### Creating Dictionary
We will be given training data, x and y.  
During training, we want data to get into a shape such that finding probablities $P(X^j = x^j/ y =a_{i})$.  
To find best possible class for a data, we need $P(X^j = x^j/ y =a_{i})$ and $P(y = a_{i)}$.  
So we should be able to find both of these probablities quickly.  
What we should do is we -  
1. Create a dictionary corrosponding to different classes   
    $d[a_{1}]$  
    $d[a_{2}]$  
    $d[a_{3}]$    
    lets say we have only these possible classes.  
    first level will have this much classes.  
    
2. Within $d[a_{1}]$ $->$ $[j]$ for each of the features lets say we use feature number, and for each feature we store 
   all possible values this feature can take  for eg, this feature can take $[x_{1}^j]$$[x_{2}^j]$ ... $[x_{n}^j]$,  
   $d[a_{1}]$ $->$ $[j]$ $->$ $[j]$ $->$ $[x_{1}^j]$  
      $[x_{2}^j]$  
                           .  
                           .  
                           .
      $[x_{k}^j]$,  
   So these are the possible values that the jth feature can take.  
3. Then we store the count here in $[x_{1}^j]$ corrosponding to each $x^j$ ,  
   $d[a_{1}]$ $->$ $[j]$ $->$ $[j]$ $->$ $[x_{1}^j]$ $->$ $count$
Once we have that, it will be pretty straight to to calculate $x^j$ because for this, we need this count and we will divide it by Total training data in class $a_{i}$.  
That means $\frac{count}{total train data in class a_{i}}$, where denominator is the count in the dictionary.  
We will have to find $P(y = a_{i})$ as well and this probablity will be total training data in $\frac{total training data in a_{i}}{total training data }$.  

In [1]:
import numpy as np

In [None]:
##1. fit function will create dictionaries and then we write the predict function which takes the dictionary and
## takes the testing data and tells us predictions corrosponding to that testing data.  
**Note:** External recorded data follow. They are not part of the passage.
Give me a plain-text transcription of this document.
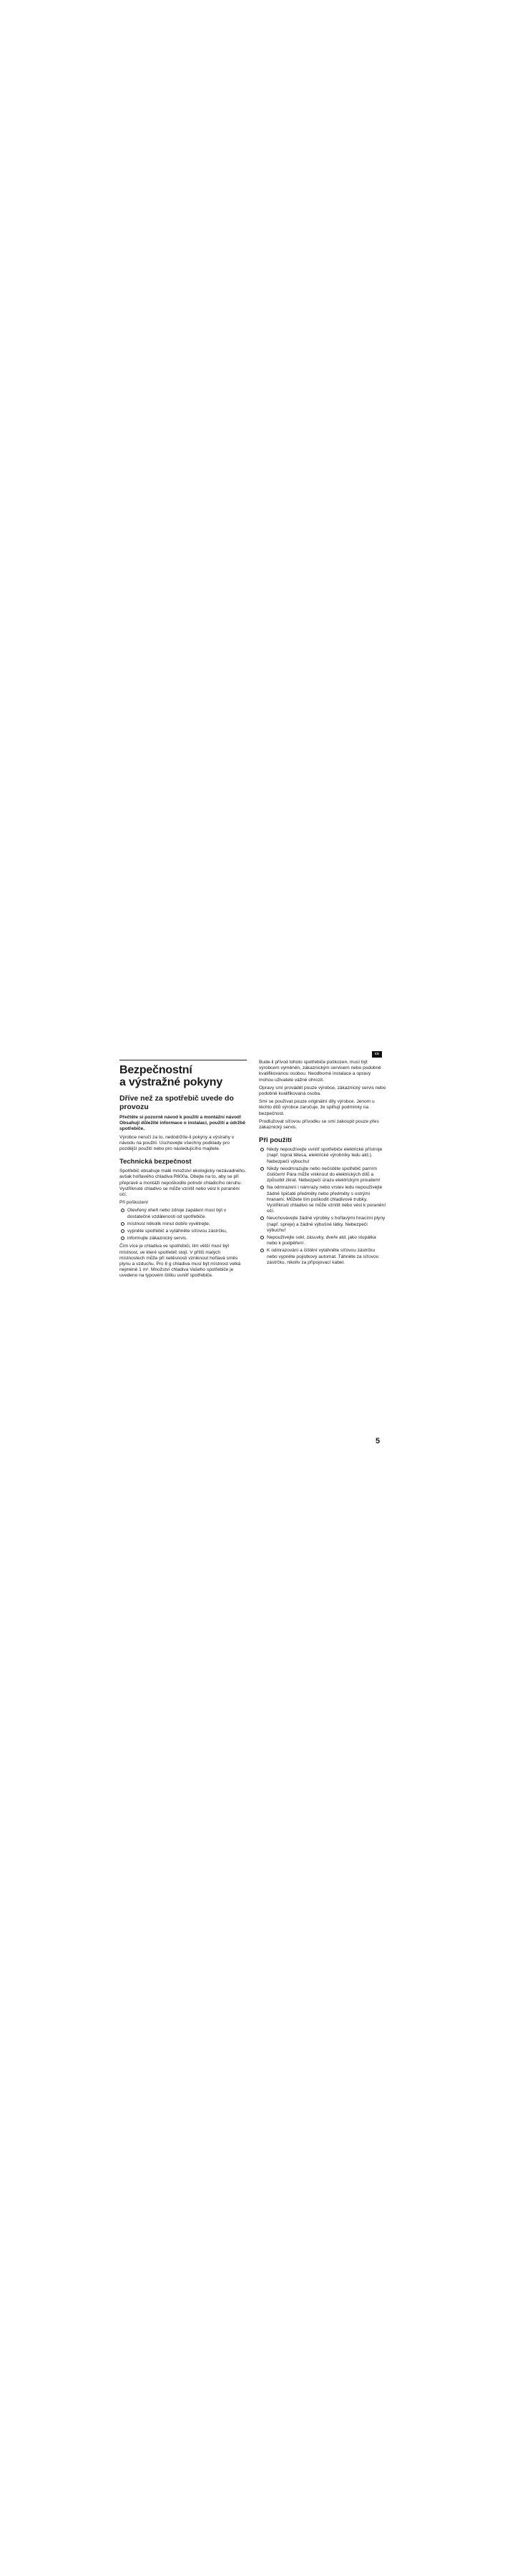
cs
Bezpečnostní
a výstražné pokyny
Dříve než za spotřebič uvede do provozu

Přečtěte si pozorně návod k použití a montážní návod! Obsahují důležité informace o instalaci, použití a údržbě spotřebiče.

Výrobce neručí za to, nedodržíte-li pokyny a výstrahy v návodu na použití. Uschovejte všechny podklady pro pozdější použití nebo pro následujícího majitele.

Technická bezpečnost

Spotřebič obsahuje malé množství ekologicky nezávadného, avšak hořlavého chladiva R600a. Dbejte na to, aby se při přepravě a montáži nepoškodilo potrubí chladicího okruhu. Vystříknuté chladivo se může vznítit nebo vést k poranění očí.

Při poškození

Otevřený oheň nebo zdroje zapálení musí být v dostatečné vzdálenosti od spotřebiče.
místnost několik minut dobře vyvětrejte,
vypněte spotřebič a vytáhněte síťovou zástrčku,
informujte zákaznický servis.

Čím více je chladiva ve spotřebiči, tím větší musí být místnost, ve které spotřebič stojí. V příliš malých místnostech může při netěsnosti vzniknout hořlavá směs plynu a vzduchu. Pro 8 g chladiva musí být místnost velká nejméně 1 m³. Množství chladiva Vašeho spotřebiče je uvedeno na typovém štítku uvnitř spotřebiče.

Bude-li přívod tohoto spotřebiče poškozen, musí být výrobcem vyměněn, zákaznickým servisem nebo podobně kvalifikovanou osobou. Neodborné instalace a opravy mohou uživatele vážně ohrozit.

Opravy smí provádět pouze výrobce, zákaznický servis nebo podobně kvalifikovaná osoba.

Smí se používat pouze originální díly výrobce. Jenom u těchto dílů výrobce zaručuje, že splňují podmínky na bezpečnost.

Prodlužovat síťovou přívodku se smí zakoupit pouze přes zákaznický servis.

Při použití
Nikdy nepoužívejte uvnitř spotřebiče elektrické přístroje (např. topná tělesa, elektrické výrobníky ledu atd.). Nebezpečí výbuchu!
Nikdy neodmrazujte nebo nečistěte spotřebič parním čističem! Pára může vniknout do elektrických dílů a způsobit zkrat. Nebezpečí úrazu elektrickým proudem!
Na odmrazení i námrazy nebo vrstev ledu nepoužívejte žádné špičaté předměty nebo předměty s ostrými hranami. Můžete tím poškodit chladivové trubky. Vystříknutí chladivo se může vznítit nebo vést k poranění očí.
Neuchovávejte žádné výrobky s hořlavými hnacími plyny (např. spreje) a žádné výbušné látky. Nebezpečí výbuchu!
Nepoužívejte sokl, zásuvky, dveře atd. jako stupátka nebo k podpěření.
K odmrazování a čištění vytáhněte síťovou zástrčku nebo vypněte pojistkový automat. Táhněte za síťovou zástrčku, nikoliv za přípojovací kabel.
5
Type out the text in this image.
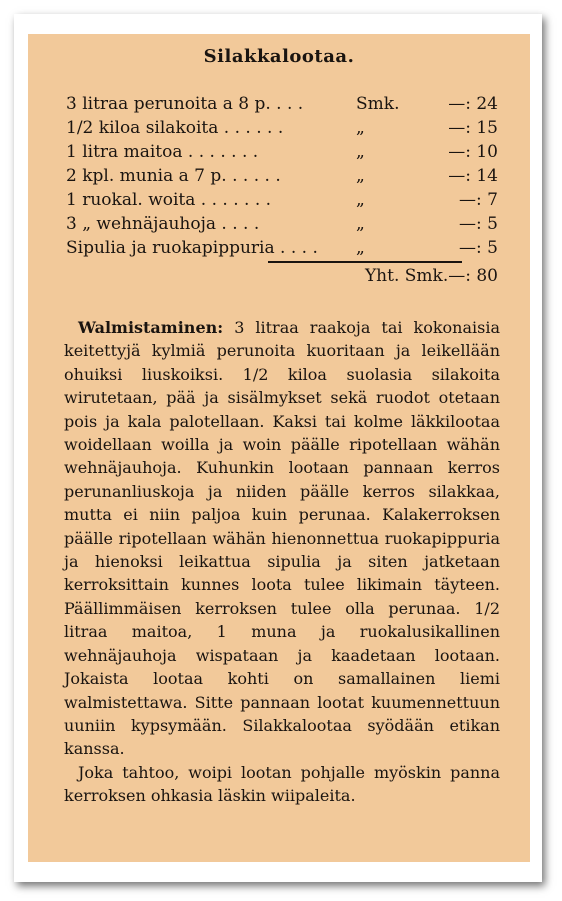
Silakkalootaa.
3 litraa perunoita a 8 p. . . .	Smk.	—: 24
1/2 kiloa silakoita . . . . . .	„	—: 15
1 litra maitoa . . . . . . .	„	—: 10
2 kpl. munia a 7 p. . . . . .	„	—: 14
1 ruokal. woita . . . . . . .	„	—: 7
3 „ wehnäjauhoja . . . .	„	—: 5
Sipulia ja ruokapippuria . . . . „	—: 5
Yht. Smk.—: 80

Walmistaminen: 3 litraa raakoja tai kokonaisia keitettyjä kylmiä perunoita kuoritaan ja leikellään ohuiksi liuskoiksi. 1/2 kiloa suolasia silakoita wirutetaan, pää ja sisälmykset sekä ruodot otetaan pois ja kala palotellaan. Kaksi tai kolme läkkilootaa woidellaan woilla ja woin päälle ripotellaan wähän wehnäjauhoja. Kuhunkin lootaan pannaan kerros perunanliuskoja ja niiden päälle kerros silakkaa, mutta ei niin paljoa kuin perunaa. Kalakerroksen päälle ripotellaan wähän hienonnettua ruokapippuria ja hienoksi leikattua sipulia ja siten jatketaan kerroksittain kunnes loota tulee likimain täyteen. Päällimmäisen kerroksen tulee olla perunaa. 1/2 litraa maitoa, 1 muna ja ruokalusikallinen wehnäjauhoja wispataan ja kaadetaan lootaan. Jokaista lootaa kohti on samallainen liemi walmistettawa. Sitte pannaan lootat kuumennettuun uuniin kypsymään. Silakkalootaa syödään etikan kanssa.

Joka tahtoo, woipi lootan pohjalle myöskin panna kerroksen ohkasia läskin wiipaleita.
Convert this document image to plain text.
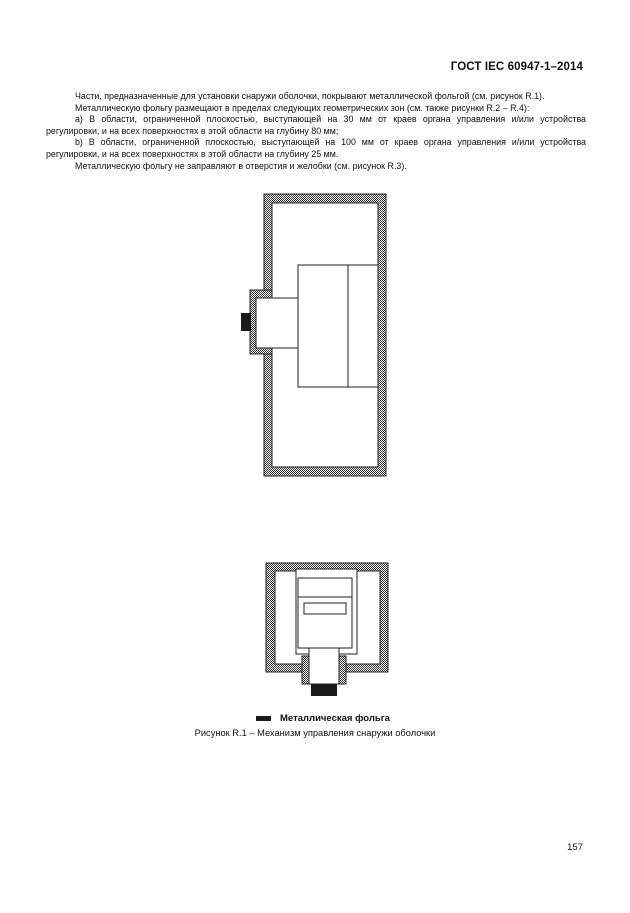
ГОСТ IEC 60947-1–2014

Части, предназначенные для установки снаружи оболочки, покрывают металлической фольгой (см. рисунок R.1).

Металлическую фольгу размещают в пределах следующих геометрических зон (см. также рисунки R.2 – R.4):

а) В области, ограниченной плоскостью, выступающей на 30 мм от краев органа управления и/или устройства регулировки, и на всех поверхностях в этой области на глубину 80 мм;

b) В области, ограниченной плоскостью, выступающей на 100 мм от краев органа управления и/или устройства регулировки, и на всех поверхностях в этой области на глубину 25 мм.

Металлическую фольгу не заправляют в отверстия и желобки (см. рисунок R.3).

Металлическая фольга
Рисунок R.1 – Механизм управления снаружи оболочки
157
def fit(X_train, Y_train):
    ##2. result will be a dictionary. This result will have some keys.  
    result = {}
    
    
    ##2. result will have keys as the distinct(unique) values of Y_train. 
    class_values = set(Y_train)
    
    ##3. Now we have our top level keys. 
    ##3. We are going through all possible classes.  
    for current_class in class_values:
        ##4. result of current_class will again be a dictionary.
        ##4. and this dictionary will again have all possible features.  
        result[current_class] = {}
        
        ## 16. One more thing we will be storing that is -
        result['total_data'] = len(Y_train)
        
        ## 11. What we do here is we find out just the training data which has the class as current_class.
        current_class_rows = (Y_train == current_class)
        ## 11. above will return True or false array.
        
        ## 12. To get current training data, we need to do is 
        X_train_current = X_train[current_class_rows]
        ## 12. We will get only those rows which has current_class_rows == True.
        
        ## 13. Similarly, 
        Y_train_current = Y_train[current_class_rows]
        
        
        ##5. to find all possible features we do this.  
        num_features = X_train.shape[1]
        
        ##6. lets pass thorugh each feature.  
        
        ## 15. Aling with this, we will store total count of training data which belongs to current class.
        result[current_class]['total_count'] = len(Y_train_current)
        
        for j in range(1, num_features + 1):   ## so that we get count of features from 1. 
            
            ##7. so for each of these features we will be creating a new dictionary.  
            result[current_class][j] = {}
            
            ##8. what we want to store in this dict is lets say [a1][2][] for class a1, for feature 2, what all
            ##8. possible value that feature 2 can take, and for each of this value, we want to store its count.  
            ##8. to find, 
            all_possible_values = set(X_train[:, j])
            
            ##9. then we go through all possible value in the set. 
            for current_value in all_possible_values:
                
                ##10. now for each value, we want to find the count.
                ##10. count of for all training data points where the y is current class. 
                ##10. In how many of them do you have jth feature values as current feature value.
                ##10. In a nutshell, we want to look at training data which has class as current_class.
                
                
                ## 14. Now out of those current values, we will take only those which have jth feature = current_value.
                ## 14. X_train_current[:, j] == current_value will give me a True - false numpy array.
                ## 14. (X_train_current[:, j] == current_value).sum() will give us whereever it has True, it will add it as 1
                ## 14. and for false, it will count as 0.so it becomes count value of 1.
                result[current_class][j][current_value] = (X_train_current[:, j] == current_value).sum()